For more than a decade, investors in passive strategies have benefitted from an unrelenting move higher in the price of equities. To that end, many have questioned whether diversification was still relevant.
And now we get a gut check / gut punch in early 2020…
Owners of equities have been faced with a quick and almost undiscriminating selloff these past 4 weeks. Meanwhile, investors in fixed income and cash (including municipals, mortgages, and treasuries) have largely fared much better. The diversified portfolio has again proved its merit. Investors have been faced with a gut-check on WHY they own equities.
Looking forward, over the next few months, we anticipate continued volatility. We suspect the data coming out of the upcoming earnings season will be very “messy.” Investors will likely hear lingering discussions about the economic impact of the Coronavirus long after its peak viral effect has been felt. With Russia and Saudi Arabia failing to agree on output terms, oil prices now face historic downward pressure. The yield on the 10-Year Treasury nearly broke thru the 0.4% level recently (compared to1.919% on 12/31/19) before stabilizing around 1.0%. Couple these factors with the 2020 election and one can expect choppy times ahead.
What does the path forward for equity investors look like? HOW do we recommend one proceed?
Volatility can be an investor’s friend. For the first time in a while, we believe the next leg of the market will be marked by a clear performance differentiation between quality and “exposed” companies. One example of this may be owning solid balance sheet companies versus weaker ones. Another might be identifying companies whose geographic revenue stream is largely bent toward the US.
Ultimately, it means ACTIVE MANAGEMENT! Rather than blindly owning everything in the index, it means that we believe security selection and skill again will bring value to an investor. It also means reevaluating HOW one owns equity exposure.
Investing in equities inherently involves risk and the potential for loss of principal. While the illustration below is not a recommendation to buy MSFT (and doesn’t include any fees or expenses), consider the various ways one might choose to have exposure to MSFT looking forward:
➢ Buys 100 MSFT at $136/share
➢ If MSFT goes straight up $15 to $151, the investor has a +$15/share gain
➢ If MSFT retreats to $121, the investor has an unrealized -$15/share loss
➢ Enters a GTC order to buy 100 MSFT @ $131
➢ If MSFT goes straight up $15 to $151, the investor has yet to purchase shares
➢ If MSFT retreats to $121, the investor owns shares at $131 and has an unrealized -$10/share loss
As you can see, there are several ways one might gain exposure to MSFT. The above is by no means exhaustive. One can own MSFT in an actively managed account, an index fund, an ETF, and much more. We simply believe HOW it’s owned matters greatly and should be carefully evaluated.

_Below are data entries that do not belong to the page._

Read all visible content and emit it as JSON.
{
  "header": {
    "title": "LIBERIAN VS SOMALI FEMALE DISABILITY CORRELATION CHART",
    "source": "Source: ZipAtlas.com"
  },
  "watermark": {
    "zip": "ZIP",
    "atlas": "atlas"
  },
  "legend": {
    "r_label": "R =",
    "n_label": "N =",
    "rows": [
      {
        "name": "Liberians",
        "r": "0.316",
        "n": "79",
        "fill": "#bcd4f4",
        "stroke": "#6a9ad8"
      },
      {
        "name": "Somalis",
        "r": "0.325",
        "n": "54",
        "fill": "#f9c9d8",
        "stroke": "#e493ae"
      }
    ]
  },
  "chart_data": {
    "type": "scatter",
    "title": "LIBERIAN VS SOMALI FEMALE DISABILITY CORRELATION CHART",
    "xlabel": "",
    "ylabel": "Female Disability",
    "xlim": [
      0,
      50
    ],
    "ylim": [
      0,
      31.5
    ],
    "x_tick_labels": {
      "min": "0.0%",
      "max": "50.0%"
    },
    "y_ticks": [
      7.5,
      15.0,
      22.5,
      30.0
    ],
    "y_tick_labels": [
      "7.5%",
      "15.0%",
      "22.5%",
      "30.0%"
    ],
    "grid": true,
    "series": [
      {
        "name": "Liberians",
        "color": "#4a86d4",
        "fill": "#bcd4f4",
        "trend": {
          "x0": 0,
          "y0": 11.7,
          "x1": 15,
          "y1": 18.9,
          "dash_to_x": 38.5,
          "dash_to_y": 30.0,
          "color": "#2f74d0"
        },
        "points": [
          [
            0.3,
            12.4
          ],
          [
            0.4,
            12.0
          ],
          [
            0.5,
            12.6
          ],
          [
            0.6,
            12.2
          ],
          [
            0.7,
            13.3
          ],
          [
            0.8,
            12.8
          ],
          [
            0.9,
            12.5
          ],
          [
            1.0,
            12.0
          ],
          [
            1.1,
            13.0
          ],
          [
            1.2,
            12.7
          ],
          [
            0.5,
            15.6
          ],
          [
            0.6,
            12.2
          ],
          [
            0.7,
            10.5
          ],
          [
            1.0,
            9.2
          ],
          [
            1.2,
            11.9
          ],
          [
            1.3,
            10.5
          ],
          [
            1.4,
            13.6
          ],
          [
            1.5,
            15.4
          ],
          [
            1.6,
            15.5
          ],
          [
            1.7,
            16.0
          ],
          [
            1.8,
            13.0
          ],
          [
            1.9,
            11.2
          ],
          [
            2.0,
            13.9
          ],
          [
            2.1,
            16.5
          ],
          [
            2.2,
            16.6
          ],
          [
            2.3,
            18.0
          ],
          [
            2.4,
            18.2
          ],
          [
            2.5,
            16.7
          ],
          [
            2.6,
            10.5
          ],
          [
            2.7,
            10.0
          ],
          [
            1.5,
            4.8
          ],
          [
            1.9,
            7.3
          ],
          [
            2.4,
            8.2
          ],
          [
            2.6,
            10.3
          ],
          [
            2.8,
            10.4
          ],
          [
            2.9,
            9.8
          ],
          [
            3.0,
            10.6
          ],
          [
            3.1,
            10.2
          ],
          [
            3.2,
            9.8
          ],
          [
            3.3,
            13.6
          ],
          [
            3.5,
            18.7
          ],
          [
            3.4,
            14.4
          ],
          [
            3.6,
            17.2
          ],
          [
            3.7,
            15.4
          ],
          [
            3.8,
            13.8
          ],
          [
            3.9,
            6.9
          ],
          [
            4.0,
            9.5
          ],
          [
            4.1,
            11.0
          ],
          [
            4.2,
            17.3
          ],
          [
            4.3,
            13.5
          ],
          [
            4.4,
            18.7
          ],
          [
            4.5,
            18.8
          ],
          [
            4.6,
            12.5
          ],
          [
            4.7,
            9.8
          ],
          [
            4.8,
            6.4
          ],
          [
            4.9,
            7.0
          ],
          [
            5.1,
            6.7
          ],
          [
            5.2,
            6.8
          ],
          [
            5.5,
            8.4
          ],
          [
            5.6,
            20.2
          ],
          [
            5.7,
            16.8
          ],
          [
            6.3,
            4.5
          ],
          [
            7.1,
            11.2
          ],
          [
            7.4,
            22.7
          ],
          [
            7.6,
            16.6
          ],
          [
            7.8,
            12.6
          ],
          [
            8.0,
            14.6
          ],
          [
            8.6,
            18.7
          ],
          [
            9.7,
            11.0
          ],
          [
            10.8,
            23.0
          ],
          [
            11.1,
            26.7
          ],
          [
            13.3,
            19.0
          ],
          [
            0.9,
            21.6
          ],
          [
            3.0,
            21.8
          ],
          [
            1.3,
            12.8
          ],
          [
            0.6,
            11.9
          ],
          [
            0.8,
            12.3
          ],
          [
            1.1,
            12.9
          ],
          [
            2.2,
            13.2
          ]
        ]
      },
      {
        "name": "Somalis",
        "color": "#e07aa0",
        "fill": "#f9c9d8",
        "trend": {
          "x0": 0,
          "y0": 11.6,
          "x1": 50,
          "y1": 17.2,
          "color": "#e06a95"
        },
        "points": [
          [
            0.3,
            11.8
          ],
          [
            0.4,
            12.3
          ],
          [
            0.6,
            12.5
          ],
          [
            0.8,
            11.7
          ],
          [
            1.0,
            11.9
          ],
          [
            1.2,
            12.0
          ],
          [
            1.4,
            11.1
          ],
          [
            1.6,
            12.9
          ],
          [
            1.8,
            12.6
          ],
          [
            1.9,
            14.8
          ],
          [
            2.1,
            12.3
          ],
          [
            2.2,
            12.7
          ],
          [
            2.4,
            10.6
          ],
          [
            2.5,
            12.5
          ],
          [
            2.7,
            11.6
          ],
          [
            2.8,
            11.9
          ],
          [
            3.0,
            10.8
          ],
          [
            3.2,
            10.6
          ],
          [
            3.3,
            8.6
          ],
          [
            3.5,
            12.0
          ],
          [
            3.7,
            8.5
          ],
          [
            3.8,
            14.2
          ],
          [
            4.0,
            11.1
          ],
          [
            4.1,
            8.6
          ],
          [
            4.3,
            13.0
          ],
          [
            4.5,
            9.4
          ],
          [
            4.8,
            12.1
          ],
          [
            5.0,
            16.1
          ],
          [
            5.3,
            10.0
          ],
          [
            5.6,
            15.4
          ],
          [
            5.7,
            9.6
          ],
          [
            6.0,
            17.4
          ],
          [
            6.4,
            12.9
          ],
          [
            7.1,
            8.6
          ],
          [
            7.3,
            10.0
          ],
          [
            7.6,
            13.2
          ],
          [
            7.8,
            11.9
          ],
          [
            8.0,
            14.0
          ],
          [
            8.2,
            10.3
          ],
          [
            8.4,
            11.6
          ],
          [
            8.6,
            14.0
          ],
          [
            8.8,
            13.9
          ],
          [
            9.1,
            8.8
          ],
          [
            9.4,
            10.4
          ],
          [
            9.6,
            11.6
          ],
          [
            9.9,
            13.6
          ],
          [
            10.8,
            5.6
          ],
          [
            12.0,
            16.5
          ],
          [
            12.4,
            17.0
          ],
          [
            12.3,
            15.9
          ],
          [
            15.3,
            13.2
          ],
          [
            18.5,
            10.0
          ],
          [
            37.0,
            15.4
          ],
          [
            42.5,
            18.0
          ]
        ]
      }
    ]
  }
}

Consider a second example (for illustrative purposes only) for the client seeking to simply gain exposure to the S&P 500 (you cannot directly invest in an index, but can gain exposure to its movements through a variety of instruments):
➢ Owns exposure to the S&P 500 index over the next 12 months (via ETF or fund)
➢ Receives a dividend of ~2%
➢ Receives the full price movement over that span (whether up or down) with no limits
➢ Owns exposure to the S&P 500 index over the next 12 months (via buffered ETF strategy)
➢ Receives no dividend
➢ Receives a 15% buffer against loss (meaning another 15% drop would result in a return of principal, less fees)
➢ Receives upside exposure to price movement, to a cap of ~11%
These are just a couple of examples of the ways we can help investors consider the HOW that best fits their eye. Having exposure to equities, for most investors, is appropriate. We would simply argue that HOW you have that exposure matters as much now as at any point in recent memory.
And what about bonds?
For 2+ weeks, the US Treasury has dropped tremendously, to new all -time low yields. Accordingly, prices of those securities have appreciated tremendously. We recently closed our long-dated Treasury ETF (TLT) position for more than a 9% gain in less than 3 weeks. Fear is certainly being heavily priced into the markets. Headlines are driving each day’s market movement.
We believe that being strategically positioned in bonds is most often appropriate. We believe tactical shifts to bonds (which has been a prevailing trade these past 2+ weeks) can prove challenging. In our estimate, holding some cash will allow us the ability to reallocate to equities in the weeks or months ahead.
Among our greatest concerns for investors is that once calm and order are restored (however long that may be), investors could face the daunting task of buying discounted assets. History has shown that this can prove more difficult than many acknowledge. Oftentimes buying is best done when it feels the least comfortable! Buy Low/Sell High is arguably the simplest concept in investing…and one even seasoned investors struggle to follow.
As investors look for the “bottom”, we would urge caution. Rather than trying to find the right time to own equities, we would emphasize the best ways to do so for your risk/reward profile. HOW matters! Perhaps this recent selloff is another wobble in a long equity Bull market? Perhaps it’s much more. We cannot say with certainty.